Post synthetic incorporation of Ti into zeolite Beta via defect sites originating from methyl-silanes and its impacts on epoxidation and reduction reactions
A novel method of creating catalytic material containing paired Lewis acids in combination with alkyl-metal precursors for improving the production of materials used in agricultural, chemical, and other commercial/industrial applications/processes.
More efficient techniques to create catalytic material are required to enable higher efficiencies and other performance improvements when used for manufacturing of specialty chemicals and other compounds. The conventional methods whereby Lewis acids play a role in catalysis has some key limitations - resulting in the need for, developing new/novel combinations such as well-defined paired Lewis acid sites. These new technologies could have a dramatic impact in terms of lower production costs and more efficient operations in manufacturing processes commonly used.
OSU researchers have developed an enhanced catalytic material containing well-defined paired Lewis acid sites in a zeolite framework. They have leveraged precursors such as alkyl-Sn or alkyl-Ge to create open-defect Lewis acid sites. These defect sites act as targets for post-synthetic insertion of a second heteroatom. The Lewis acid pairs consisting of the first acid being alkyl-Sn or alkyl-Ge, and the second acid being one of the following: Sn, Zr, Hf, Ti, or Nb. When primary targets in the process, such as Ti-Ge, Sn-Sn, Zr-Sn, or Ti-Sn, are paired with different Lewis acid pairs the catalytic activity increases and thus adds value when used in application areas, such as epoxidation of olefins. In a similar manner, the inventors have demonstrated that Sn-Sn, and Sn-Zr pairs exhibit potential for activation of substrates for use in the aldol reaction process.
Changing over to using this technology where synthesizing catalytic materials with well-defined paired Lewis acid sites shows strong potential and ability to directly impact several areas in industrial processes.

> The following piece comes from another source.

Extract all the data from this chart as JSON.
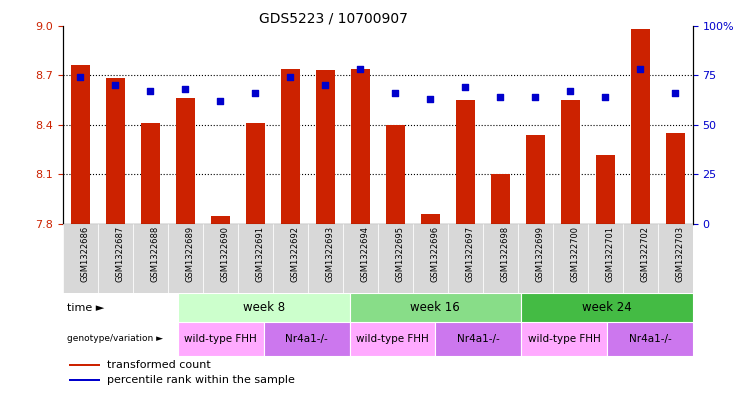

Some immediately impacted industrial processes would be the epoxidation of olefins and the aldol reaction, among many others.

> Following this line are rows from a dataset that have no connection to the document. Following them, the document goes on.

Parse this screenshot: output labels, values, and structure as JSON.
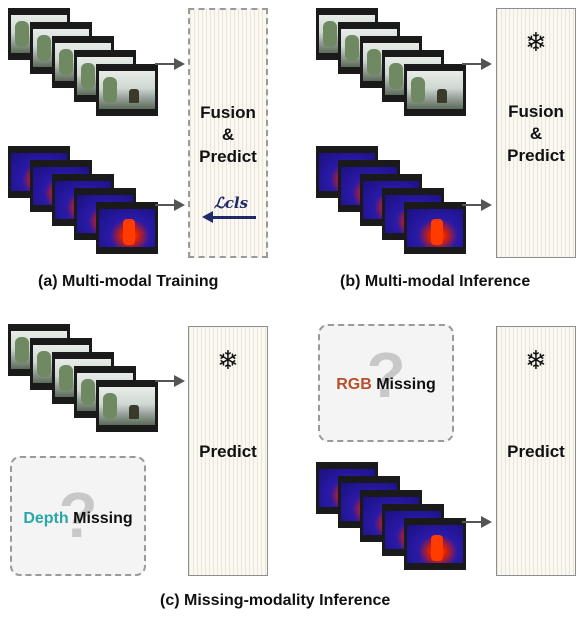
{
  "panels": {
    "a": {
      "box_label_1": "Fusion",
      "box_label_2": "&",
      "box_label_3": "Predict",
      "loss_label": "ℒcls",
      "caption": "(a) Multi-modal Training"
    },
    "b": {
      "snowflake": "❄",
      "box_label_1": "Fusion",
      "box_label_2": "&",
      "box_label_3": "Predict",
      "caption": "(b) Multi-modal Inference"
    },
    "c": {
      "snowflake": "❄",
      "box_label": "Predict",
      "missing_modality": "Depth",
      "missing_word": "Missing",
      "missing_color": "#2aa6a8"
    },
    "d": {
      "snowflake": "❄",
      "box_label": "Predict",
      "missing_modality": "RGB",
      "missing_word": "Missing",
      "missing_color": "#b5502a"
    },
    "caption_cd": "(c) Missing-modality Inference"
  },
  "icons": [
    "film-frame-rgb",
    "film-frame-depth",
    "arrow-right",
    "snowflake-icon",
    "question-mark-icon"
  ]
}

The technology proposed here overcomes some of the main limitations in terms of instability and limited synthesizing capabilities in conventional approaches. It enables post-synthetic heteroatom insertion to generate distinct Lewis acid pairs in zeolites with the potential to expand the number of materials used to create efficient catalysts. The technology’s flexibility is further enhanced by providing a mechanism to incorporate a variety of heteroatom pairs into a zeolite framework.